8

2.1K 153 6
                                    

"Ketertarikan itu wajar, jatuh cinta itu normal. Namun, bagaimana kita menjadikan cinta itu sebagai sesuatu yang benar .-Leea

--

Kira-kira apa yang kau rasakan jika dia tahu tentang rasamu, namun seolah bungkam? Sakit bukan, namun sulit untuk dijelaskan. Seperti itu yang aku rasakan.

Kadang ingin kutanyakan, namun tak ada alasan untuk apa aku begitu penasaran.

Dirimu seolah tak tahu, diam membisu, bahkan menutup matamu.

Aku tahu bahwa sebenarnya kau sudah tahu tentang isi hatiku, bahkan walau aku tak memberitahu.

Tapi kau lebih memilih egomu. Kau mengabaikan aku, rasaku, bahkan hatiku.

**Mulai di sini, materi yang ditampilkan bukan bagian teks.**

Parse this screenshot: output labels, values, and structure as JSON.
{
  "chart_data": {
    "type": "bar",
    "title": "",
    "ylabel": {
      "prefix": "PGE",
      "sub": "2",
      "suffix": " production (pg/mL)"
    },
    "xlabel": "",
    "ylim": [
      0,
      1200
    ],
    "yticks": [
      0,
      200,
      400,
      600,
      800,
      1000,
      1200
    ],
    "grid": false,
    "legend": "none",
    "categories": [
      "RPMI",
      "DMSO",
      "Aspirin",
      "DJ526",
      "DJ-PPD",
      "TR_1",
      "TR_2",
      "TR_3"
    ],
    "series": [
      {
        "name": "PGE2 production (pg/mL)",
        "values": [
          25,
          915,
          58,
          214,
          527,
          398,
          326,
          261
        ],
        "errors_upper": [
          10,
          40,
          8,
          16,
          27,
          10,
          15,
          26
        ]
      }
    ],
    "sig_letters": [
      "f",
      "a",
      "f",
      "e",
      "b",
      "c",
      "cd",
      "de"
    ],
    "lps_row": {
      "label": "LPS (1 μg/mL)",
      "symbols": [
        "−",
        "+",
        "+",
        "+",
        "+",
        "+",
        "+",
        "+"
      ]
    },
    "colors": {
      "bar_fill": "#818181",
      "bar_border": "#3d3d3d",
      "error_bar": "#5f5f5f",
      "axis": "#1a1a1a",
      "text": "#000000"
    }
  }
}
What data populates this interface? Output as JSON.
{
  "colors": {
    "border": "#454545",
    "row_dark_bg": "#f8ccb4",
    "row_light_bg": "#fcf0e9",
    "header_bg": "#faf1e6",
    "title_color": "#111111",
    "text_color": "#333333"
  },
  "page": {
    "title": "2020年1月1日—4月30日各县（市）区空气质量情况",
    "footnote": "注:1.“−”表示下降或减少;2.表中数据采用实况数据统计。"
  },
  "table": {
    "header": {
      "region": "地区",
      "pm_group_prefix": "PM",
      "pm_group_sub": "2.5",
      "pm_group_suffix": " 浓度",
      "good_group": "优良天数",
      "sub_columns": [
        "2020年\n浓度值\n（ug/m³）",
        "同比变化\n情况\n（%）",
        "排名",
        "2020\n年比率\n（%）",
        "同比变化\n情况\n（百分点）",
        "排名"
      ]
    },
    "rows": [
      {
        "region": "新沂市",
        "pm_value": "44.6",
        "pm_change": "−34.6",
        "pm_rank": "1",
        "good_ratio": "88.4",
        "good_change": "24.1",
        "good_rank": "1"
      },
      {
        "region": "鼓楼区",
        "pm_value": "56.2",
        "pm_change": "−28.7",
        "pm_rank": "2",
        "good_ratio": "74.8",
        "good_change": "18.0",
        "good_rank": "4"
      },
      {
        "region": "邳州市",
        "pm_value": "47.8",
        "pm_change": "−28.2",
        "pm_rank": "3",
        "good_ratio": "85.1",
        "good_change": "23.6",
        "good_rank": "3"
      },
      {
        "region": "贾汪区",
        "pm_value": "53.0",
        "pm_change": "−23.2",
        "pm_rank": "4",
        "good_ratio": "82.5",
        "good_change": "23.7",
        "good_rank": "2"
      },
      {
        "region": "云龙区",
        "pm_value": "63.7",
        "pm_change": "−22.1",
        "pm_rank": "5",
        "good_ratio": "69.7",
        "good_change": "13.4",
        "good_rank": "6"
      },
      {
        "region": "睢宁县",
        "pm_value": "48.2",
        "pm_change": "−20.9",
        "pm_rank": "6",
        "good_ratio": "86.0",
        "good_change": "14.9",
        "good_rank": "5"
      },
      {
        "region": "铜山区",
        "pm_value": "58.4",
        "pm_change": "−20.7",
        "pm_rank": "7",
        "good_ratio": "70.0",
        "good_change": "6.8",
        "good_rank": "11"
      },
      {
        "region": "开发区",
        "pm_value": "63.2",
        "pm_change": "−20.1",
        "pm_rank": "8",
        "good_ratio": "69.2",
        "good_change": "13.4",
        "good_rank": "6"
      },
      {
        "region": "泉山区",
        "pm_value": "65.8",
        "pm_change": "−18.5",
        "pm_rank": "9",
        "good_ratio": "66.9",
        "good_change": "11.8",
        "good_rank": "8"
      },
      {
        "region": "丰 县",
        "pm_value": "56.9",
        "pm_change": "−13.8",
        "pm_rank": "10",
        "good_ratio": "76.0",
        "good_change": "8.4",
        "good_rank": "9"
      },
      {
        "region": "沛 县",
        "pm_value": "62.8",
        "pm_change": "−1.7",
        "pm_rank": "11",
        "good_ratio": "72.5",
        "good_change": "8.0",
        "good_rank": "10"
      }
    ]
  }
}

Kau membiarkanku merasakan semua sendirian, tapi tak membiarkanku pergi perlahan.

--

"Tapi aku malu pada Allah, aku juga malu pada diriku sendiri. Penampilanku sudah berubah, orang-orang tahunya aku sudah hijrah, namun kenyataannya aku masih melakukan itu lagi. Aku masih saja kagum pada seseorang, bahkan aku hampir mendekati perbuatan itu lagi."

Aleea tak mengerti yang barusan Annisa katakan.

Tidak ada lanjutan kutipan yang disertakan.